MİT müsteşarı Hakan Fidan\'ın savcılığa davet edilmesiyle başlayan kriz, hitama değilse de, sükuna ermiş gibi gözüküyor. Savcının görevden alınması, toplamda 12 polisin görev yerinin değiştirilmesi, komisyonun MİT müsteşarına yönelik her türlü soruşturmayı Başbakan\'ın iznine bağlayan yasayı geçirmesi, krizin ateşinin düştüğü izlenimi veriyor.
Ancak bu ateşin harının alttan alta devam etmesi ihtimali, doğrusunu söylemek gerekirse bendenizi hem korkutuyor, hem üzüyor. Geçtiğimiz hafta Cuma günü (10/02/2012) yazdığım yazıda bu planı \"hem zekice hem de ahmakça\" bulduğumu belirtmiştim.
Hala sözümdeyim, çünkü tamamen geçmiş ve sönümlenmiş olmasını dilediğimiz bu kriz, AK Partili olup cemaate sempati besleyen ya da cemaate mensup olup AK Parti\'ye oy veren milyonlarca insanı germiş ve üzmüşken; cemaatin ileri gelenlerine Başbakan Erdoğan dışında üstüne oynanacak isim öğütleyenleri, hükümet üyelerine de \"her taşın altından çıkıyor bunlar\" şeklindeki kışkırtmalarla kadrolaşma uyarısı yapanları, Ergenekoncuları, vesayetçi Türkiye özlemiyle yanıp yanıp sönenleri ve fitne fücurları sevindiriyor.

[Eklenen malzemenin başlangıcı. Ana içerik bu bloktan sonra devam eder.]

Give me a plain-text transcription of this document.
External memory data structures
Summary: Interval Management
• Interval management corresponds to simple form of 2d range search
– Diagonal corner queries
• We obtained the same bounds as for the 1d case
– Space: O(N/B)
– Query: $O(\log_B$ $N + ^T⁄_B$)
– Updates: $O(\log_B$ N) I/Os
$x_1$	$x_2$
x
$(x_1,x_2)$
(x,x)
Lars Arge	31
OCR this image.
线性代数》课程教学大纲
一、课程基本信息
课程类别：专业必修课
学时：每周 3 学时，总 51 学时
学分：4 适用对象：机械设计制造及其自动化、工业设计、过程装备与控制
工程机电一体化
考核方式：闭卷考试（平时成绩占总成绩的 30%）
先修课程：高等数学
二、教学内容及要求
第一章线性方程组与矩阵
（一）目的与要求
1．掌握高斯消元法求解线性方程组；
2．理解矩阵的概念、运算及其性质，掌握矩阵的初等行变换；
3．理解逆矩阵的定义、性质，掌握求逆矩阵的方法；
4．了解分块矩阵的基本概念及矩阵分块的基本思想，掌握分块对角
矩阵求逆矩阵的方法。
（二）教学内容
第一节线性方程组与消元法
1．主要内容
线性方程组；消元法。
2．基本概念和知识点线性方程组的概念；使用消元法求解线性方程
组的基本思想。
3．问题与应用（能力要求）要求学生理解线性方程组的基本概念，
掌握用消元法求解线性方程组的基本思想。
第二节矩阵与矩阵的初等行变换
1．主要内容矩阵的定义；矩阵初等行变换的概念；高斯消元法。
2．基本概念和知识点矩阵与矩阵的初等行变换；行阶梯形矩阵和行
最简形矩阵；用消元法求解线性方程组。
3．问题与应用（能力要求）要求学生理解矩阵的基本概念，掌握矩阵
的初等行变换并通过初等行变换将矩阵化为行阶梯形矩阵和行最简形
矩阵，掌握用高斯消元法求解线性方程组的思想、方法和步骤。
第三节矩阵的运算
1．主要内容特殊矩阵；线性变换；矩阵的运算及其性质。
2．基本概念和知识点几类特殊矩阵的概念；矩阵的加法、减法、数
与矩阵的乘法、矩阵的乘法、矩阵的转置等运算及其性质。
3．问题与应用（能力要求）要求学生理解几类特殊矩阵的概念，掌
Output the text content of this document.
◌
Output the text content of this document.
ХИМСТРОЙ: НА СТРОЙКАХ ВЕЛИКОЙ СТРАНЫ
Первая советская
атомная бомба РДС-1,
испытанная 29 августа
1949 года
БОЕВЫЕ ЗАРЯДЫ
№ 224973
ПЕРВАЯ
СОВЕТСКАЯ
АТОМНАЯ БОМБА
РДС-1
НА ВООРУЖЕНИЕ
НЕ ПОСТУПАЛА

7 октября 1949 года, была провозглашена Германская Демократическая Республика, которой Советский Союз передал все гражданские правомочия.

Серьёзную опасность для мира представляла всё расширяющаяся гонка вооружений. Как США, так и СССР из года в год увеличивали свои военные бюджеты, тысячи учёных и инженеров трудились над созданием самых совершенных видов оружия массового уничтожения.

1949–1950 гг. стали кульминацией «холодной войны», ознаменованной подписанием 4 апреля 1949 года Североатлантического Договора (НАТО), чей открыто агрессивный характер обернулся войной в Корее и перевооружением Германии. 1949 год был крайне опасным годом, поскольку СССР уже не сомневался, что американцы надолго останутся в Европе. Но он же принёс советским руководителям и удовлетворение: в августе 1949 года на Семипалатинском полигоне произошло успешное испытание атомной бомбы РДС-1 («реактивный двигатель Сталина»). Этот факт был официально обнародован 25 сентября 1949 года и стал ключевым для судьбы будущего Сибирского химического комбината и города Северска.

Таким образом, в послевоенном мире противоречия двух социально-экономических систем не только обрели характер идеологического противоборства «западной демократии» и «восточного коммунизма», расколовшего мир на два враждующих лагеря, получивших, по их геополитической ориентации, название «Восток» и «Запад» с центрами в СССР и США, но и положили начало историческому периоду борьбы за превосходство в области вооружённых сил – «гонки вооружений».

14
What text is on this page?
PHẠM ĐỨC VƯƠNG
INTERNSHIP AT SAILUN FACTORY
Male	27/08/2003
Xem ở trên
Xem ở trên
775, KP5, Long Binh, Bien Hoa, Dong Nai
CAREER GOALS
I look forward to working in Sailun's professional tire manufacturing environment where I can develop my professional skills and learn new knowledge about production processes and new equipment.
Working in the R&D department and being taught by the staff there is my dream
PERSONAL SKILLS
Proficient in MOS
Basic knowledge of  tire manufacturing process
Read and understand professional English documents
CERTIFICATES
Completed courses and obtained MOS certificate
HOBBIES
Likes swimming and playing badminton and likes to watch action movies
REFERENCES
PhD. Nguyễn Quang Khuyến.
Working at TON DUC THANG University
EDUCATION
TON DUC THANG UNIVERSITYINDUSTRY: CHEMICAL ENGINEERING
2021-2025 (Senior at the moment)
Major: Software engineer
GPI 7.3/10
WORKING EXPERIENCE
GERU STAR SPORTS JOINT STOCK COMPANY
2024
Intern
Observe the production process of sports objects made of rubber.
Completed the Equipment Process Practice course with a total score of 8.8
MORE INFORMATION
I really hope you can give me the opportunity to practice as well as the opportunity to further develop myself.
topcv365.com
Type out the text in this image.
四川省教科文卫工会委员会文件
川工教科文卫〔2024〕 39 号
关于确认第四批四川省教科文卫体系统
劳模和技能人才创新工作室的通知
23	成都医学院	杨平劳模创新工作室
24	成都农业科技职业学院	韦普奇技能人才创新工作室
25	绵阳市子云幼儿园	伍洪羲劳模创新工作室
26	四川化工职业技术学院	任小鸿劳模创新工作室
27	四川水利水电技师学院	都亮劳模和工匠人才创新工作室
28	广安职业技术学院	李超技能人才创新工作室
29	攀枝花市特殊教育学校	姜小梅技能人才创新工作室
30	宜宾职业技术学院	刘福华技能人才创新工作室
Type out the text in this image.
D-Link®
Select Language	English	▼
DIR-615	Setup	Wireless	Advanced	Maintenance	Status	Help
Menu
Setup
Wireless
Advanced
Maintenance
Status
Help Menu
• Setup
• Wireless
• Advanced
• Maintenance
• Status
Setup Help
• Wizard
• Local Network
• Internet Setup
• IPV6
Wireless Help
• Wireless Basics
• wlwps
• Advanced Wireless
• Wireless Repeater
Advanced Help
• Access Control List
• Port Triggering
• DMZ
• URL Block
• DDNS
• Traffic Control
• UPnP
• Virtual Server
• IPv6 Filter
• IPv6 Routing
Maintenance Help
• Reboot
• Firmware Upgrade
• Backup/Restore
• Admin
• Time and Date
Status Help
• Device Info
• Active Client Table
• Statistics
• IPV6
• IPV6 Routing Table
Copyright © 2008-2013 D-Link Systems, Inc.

Kriz, kolu kanadı budansa da kökü kurutulamamış, emareleri tümden silinememiş, zihniyeti henüz yapıştığı kafalardan kazınamamış askeri vesayetin geri dönmesi umuduyla ellerini ovuşturup, olanları seyre duranları mutluluğa ve neşeye garkediyor.
Hala hükümetin icraatlarındansa, karargahın ışıklarını takip etmeye hevesli bulunan, medyadaki tüm değişimleri hükümetin ceberutluğuna yorma taraftarı olan bir medya sözkonusu Türkiye\'de... Bu hükümetin icraatlarıyla kazançlarına kazanç katmış ama yine de bir türlü tatmin olamamış, eski algılarına bir gram demokrasi, bir tutam yenilik fikri katamamış sermaye çevreleri, AK Parti\'nin gitmesi fikrini, para ve itibar kaybına yeğliyor hala ve bekliyor kenarda sabırsızlıkla... Bürokratik oligarşi, genç subayları biliyorsunuz, onlar da öte tarafta... Yani ki, hepsi ağzını açmış bekliyor işte orada...
Şunu koyalım; hükümet ile cemaat birbirinin nakizi değil. Bir tarafı mutsuz edecek bir ihtimal; emin olun ki, bütünün diğer parçası olan ötekini de mutluluktan havalara uçurmayacak. O yüzden bu krizi AK Parti cephesinden değerlendirip cemaati suçlayanlarla, cemaat tarafından bakarak AK Parti\'ye kabahat bulanlar argümanlarını yenilemeli, çünkü emin olsunlar ki, Ergenekoncuların gözünde; hepsi aynı kazanda kaynayan aynı çorbanın suyu, tuzu, biberi...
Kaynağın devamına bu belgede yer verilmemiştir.